But it would be doing great injustice to your Association, to estimate its claims upon the consideration and gratitude of the community, by the mere success of its exhibitions or the brilliancy of its festivals. We owe them a far deeper debt for their influence in disseminating a taste for one of the purest and most refined pleasures of life, and for their exertions in diffusing the knowledge of an art so eminently calculated to elevate the moral character of society.

Horticulture, indeed, does little to supply the physical wants of man. The great crops and harvests by which the world is fed, are the products of a sterner treatment of the soil,-ever-honored Agriculture, always the first of arts. But "man does not live by bread alone." There is food for the soul, the mind, the heart, no less essential to his true subsistence, and required not merely by the educated and refined, but by all who have souls, minds, or hearts within them. And whence can the toiling millions of our race obtain a more abundant or a more wholesome supply of this food, than from the beauties of nature as developed at their own doors, and by their own hands, by the exquisite processes of horticulture?

It has been said that an undevout astronomer is mad. But we need not look up to the skies for incentives to devotion. We need not employ telescopes to find evidences of Beneficence. There are

"Stars of the morning, dew-drops, which the Sun
Impearls on every leaf and every flower,"

whose lessons are legible to the unassisted eye. The flowers, themselves, with their gorgeous hues and inimitable odors, and which seem, in the economy of nature, to have no other object but to minister to the gratification and delight of man, who can resist their quiet teachings? What companions are they to those who will only take them into company, and cherish their society, and listen to their charming voices! Who ever parts from them without pain, that has once experienced their disinterested and delightful friendship?

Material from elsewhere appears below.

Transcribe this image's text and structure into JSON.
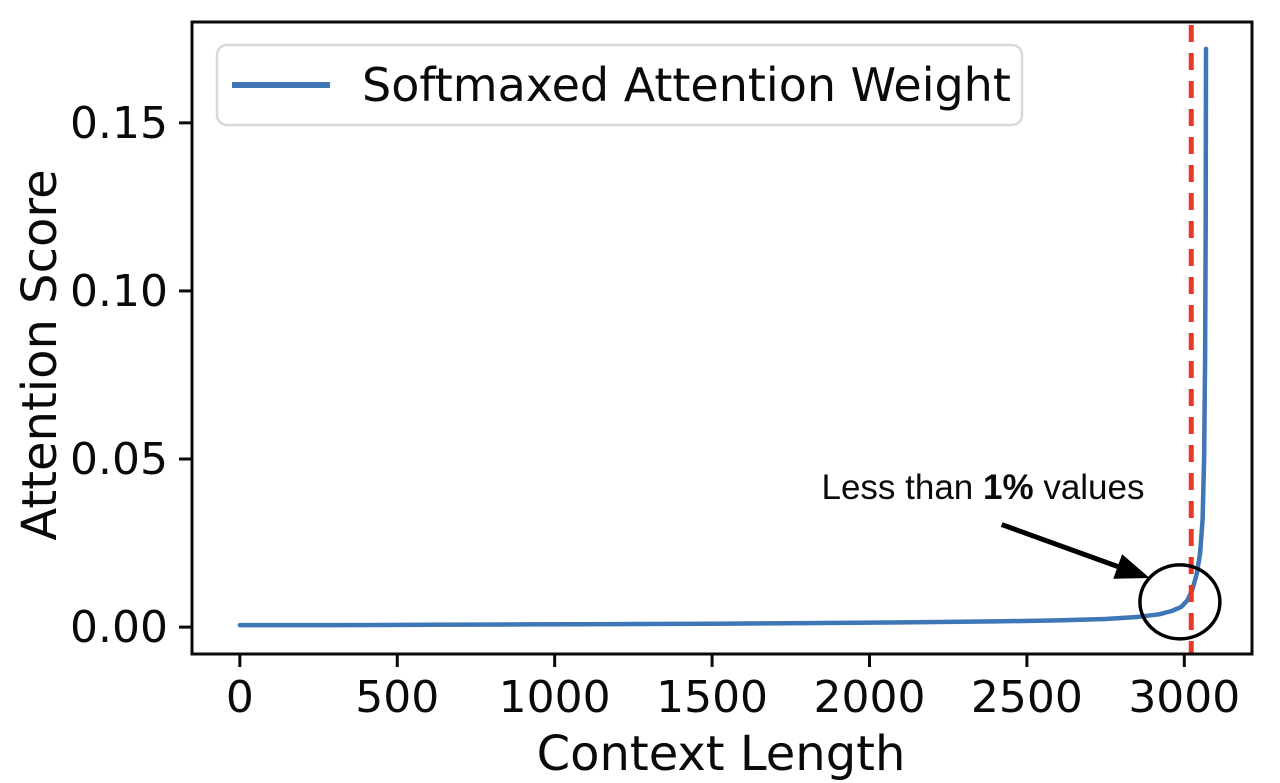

I know not in the whole range of ancient or modern poetry, a strain more touching or more true to nature, than that in which the great English bard has presented Eve bidding farewell to her flowers:

O flowers,

That never will in other climate grow,

My early visitation, and my last

At even, which I bred up with tender hand

From the first opening bud, and gave ye names!

Who now shall rear ye to the sun, or rank

Your tribes, and water from the ambrosial fount?"

We know not what were those flowers, that never could in

other climate grow. We may know hereafter. But such as we have, there are daughters of Eve here present, I doubt not, with whom, to be deprived of them, would wellnigh partake of the bitterness of a Paradise lost.

But let me hasten to relieve you, ladies and gentlemen, from the too sombre, if not too sentimental, strain into which I have been betrayed. My reverend friends who have preceded me will already have regarded me as poaching on their premises. Let me add but a single other idea, as the subject of the sentiment which I shall offer in conclusion.

We are accustomed to designate certain arts as the Fine Arts, and I would be the last to disparage their claim to this distinguished title. They furnish to our halls of state and to the mansions of the wealthy, paintings and sculpture which cannot be too highly prized. But Horticulture, in its most comprehensive sense, is emphatically the Fine Art of common life. It is eminently a Republican Fine Art. It distributes its productions with equal hand to the rich and the poor. Its implements may be wielded by every arm, and its results appreciated by every eye. It decorates the dwelling of the humblest laborer with undoubted originals, by the oldest masters, and places within his daily view, fruit-pieces and flower-pieces, such as Van Huysum never painted, and landscapes such as Poussin could only copy. Let me say, then,

Horticulture

- Its best Exhibitions are in the village garden and the cottage window; and its best Festivals in the humble homes which it adorns, and in the humble hearts which it refines and elevates.